29.4.5 Abschließende Bemerkung des ORH

 

Auch wenn sich die Belegung verbessert hat, bleibt sie in vielen Bereichen dennoch unbefriedigend. Nach wie vor wird die Hälfte der erfassten 32 P+R-Plätze nur zu weniger als 50 % genutzt. Der ORH sieht in der 100 %igen Förderung die Hauptursache für bestehende Überkapazitäten. Da die höhere Attraktivität des SPNV gerade auch im Interesse der DB AG liegen muss, sollte künftig wenigstens eine Mindestbeteiligung an den Baukosten vereinbart werden.

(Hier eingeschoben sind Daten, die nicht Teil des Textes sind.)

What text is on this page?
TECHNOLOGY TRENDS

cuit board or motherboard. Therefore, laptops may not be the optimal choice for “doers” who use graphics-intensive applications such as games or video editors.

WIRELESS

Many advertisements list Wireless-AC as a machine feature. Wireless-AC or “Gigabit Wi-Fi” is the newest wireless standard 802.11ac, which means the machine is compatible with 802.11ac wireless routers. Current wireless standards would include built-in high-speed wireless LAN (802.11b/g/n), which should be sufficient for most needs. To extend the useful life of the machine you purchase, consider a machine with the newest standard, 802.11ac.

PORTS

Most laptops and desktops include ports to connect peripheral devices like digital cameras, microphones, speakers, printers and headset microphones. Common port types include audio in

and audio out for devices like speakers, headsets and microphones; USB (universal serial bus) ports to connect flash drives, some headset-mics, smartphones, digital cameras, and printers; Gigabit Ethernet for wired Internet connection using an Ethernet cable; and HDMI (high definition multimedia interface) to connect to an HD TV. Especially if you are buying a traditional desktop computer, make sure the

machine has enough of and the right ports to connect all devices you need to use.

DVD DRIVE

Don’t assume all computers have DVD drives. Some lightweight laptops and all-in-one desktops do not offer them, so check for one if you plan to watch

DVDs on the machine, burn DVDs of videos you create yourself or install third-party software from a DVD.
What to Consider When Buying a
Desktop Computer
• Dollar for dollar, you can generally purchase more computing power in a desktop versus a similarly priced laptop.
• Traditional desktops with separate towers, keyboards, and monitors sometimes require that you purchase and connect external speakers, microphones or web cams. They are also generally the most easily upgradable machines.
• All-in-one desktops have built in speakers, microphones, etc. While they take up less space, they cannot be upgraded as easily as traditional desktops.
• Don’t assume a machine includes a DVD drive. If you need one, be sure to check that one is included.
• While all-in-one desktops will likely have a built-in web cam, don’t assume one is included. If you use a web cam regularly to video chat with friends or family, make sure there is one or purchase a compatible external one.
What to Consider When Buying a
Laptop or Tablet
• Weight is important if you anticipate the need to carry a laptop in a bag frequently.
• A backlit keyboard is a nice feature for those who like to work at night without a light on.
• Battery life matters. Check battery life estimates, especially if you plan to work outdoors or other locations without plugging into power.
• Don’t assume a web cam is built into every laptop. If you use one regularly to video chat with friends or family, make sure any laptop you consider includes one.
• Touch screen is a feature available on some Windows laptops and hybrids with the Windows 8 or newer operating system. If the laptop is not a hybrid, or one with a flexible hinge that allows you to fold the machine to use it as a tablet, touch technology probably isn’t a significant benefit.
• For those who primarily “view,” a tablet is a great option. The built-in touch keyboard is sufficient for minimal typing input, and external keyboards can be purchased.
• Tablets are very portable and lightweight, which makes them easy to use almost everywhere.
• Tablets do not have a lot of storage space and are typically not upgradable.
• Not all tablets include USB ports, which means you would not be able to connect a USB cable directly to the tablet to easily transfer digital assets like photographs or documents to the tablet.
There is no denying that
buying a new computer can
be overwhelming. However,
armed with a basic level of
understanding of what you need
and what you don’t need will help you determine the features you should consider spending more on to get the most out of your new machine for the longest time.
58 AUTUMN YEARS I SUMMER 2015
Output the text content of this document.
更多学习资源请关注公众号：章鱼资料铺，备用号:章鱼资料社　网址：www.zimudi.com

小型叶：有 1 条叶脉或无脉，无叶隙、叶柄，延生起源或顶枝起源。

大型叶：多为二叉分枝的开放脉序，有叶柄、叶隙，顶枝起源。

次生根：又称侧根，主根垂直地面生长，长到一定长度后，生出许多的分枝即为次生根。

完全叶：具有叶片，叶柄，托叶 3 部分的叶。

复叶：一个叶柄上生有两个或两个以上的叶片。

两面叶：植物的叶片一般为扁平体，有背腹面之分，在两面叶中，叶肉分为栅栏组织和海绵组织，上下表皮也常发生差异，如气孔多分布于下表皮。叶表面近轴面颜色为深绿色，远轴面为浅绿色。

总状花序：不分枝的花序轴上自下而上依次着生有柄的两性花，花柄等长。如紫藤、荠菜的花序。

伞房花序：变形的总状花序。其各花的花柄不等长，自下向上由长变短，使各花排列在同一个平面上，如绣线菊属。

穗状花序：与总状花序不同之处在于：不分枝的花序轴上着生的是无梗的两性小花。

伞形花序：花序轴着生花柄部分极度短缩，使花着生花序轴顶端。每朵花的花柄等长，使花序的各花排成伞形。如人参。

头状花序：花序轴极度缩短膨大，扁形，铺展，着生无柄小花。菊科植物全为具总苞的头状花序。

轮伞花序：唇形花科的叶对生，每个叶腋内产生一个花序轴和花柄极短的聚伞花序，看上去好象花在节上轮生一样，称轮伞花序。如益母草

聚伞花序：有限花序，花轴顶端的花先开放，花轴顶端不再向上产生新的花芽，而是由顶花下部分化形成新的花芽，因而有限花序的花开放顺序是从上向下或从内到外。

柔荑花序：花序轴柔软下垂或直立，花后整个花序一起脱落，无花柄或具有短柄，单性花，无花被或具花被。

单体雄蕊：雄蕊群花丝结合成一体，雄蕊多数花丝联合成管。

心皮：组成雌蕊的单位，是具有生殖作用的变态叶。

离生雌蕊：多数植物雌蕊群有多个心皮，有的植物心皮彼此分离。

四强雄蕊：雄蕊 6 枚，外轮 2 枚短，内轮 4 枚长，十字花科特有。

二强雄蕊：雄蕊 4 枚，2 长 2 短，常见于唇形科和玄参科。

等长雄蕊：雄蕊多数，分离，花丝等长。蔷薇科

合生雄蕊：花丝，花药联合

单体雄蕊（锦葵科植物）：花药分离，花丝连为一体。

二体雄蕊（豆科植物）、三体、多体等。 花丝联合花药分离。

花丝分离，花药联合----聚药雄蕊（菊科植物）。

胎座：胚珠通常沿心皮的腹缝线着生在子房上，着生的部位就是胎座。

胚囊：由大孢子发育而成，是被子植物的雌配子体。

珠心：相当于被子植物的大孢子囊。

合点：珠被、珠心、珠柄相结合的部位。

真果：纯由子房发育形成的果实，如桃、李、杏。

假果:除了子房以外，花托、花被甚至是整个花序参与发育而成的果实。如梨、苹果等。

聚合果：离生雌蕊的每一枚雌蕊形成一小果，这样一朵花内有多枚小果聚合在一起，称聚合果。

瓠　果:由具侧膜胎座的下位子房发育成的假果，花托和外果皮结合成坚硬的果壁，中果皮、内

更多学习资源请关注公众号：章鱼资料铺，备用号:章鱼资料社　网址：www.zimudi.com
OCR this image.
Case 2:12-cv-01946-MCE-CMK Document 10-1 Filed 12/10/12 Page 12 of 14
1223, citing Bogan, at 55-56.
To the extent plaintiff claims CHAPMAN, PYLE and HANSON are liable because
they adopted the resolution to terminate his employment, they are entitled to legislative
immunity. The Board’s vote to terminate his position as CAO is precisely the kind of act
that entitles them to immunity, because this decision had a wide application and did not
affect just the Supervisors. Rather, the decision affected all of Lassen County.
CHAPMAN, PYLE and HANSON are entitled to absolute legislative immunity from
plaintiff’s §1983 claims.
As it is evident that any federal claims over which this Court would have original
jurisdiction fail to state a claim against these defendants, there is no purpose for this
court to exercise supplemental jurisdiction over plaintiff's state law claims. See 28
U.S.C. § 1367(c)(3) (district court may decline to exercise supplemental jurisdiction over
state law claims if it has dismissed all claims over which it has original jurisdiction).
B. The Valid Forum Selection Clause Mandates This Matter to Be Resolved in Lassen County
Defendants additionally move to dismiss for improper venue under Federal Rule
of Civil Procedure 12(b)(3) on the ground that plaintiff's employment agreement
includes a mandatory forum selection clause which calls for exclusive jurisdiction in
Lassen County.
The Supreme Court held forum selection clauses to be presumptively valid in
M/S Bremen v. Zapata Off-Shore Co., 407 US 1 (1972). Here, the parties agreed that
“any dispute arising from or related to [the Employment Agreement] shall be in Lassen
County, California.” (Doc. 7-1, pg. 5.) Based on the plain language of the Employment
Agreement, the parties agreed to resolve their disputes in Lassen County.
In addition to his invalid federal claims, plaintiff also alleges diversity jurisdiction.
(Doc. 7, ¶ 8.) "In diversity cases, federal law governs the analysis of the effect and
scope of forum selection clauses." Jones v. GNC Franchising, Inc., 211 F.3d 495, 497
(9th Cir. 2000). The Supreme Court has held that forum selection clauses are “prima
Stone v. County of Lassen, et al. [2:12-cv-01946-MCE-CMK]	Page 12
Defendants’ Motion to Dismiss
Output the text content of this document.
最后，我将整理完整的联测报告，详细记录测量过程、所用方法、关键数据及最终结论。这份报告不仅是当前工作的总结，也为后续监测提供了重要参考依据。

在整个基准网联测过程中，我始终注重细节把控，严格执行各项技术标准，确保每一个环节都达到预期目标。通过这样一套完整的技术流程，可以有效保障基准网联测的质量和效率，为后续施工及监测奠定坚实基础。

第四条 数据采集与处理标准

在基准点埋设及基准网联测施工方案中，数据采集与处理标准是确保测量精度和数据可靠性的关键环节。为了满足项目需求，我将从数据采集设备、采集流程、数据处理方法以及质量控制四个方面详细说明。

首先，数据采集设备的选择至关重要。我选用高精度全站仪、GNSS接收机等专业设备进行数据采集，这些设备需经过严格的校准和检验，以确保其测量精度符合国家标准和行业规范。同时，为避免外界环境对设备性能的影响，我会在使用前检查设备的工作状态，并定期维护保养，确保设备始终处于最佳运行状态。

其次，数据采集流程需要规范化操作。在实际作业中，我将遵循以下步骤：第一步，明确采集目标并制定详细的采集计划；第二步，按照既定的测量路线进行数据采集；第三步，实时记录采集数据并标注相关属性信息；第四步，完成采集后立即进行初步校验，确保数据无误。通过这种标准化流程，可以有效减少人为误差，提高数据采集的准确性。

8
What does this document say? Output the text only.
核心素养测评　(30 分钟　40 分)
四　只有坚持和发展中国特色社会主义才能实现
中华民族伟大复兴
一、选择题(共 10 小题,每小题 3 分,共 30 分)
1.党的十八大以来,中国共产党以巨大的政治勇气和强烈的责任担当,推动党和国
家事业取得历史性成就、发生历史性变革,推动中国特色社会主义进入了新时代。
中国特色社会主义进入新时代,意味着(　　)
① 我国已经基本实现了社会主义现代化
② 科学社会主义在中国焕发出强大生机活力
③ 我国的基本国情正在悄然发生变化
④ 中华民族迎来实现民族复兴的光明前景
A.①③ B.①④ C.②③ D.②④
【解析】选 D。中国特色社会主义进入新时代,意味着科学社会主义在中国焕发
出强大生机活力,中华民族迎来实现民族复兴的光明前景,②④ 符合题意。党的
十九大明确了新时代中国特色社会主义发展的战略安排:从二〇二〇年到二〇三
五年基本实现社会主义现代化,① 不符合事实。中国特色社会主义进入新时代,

1) Darunter 1,4 Mio € für einen Verkehrsrechner, der auch spätere Beschleunigungsmaßnahmen ermöglicht hat.

2) Ausnahme insoweit im Gebiet des RVV Regensburg.

3) Untersucht wurden P+R-Plätze in der Oberpfalz, in Oberfranken, Mittelfranken und Unterfranken.

4) zuzüglich 7 % für Planungskosten und die Unterhaltslast der Gemeinden.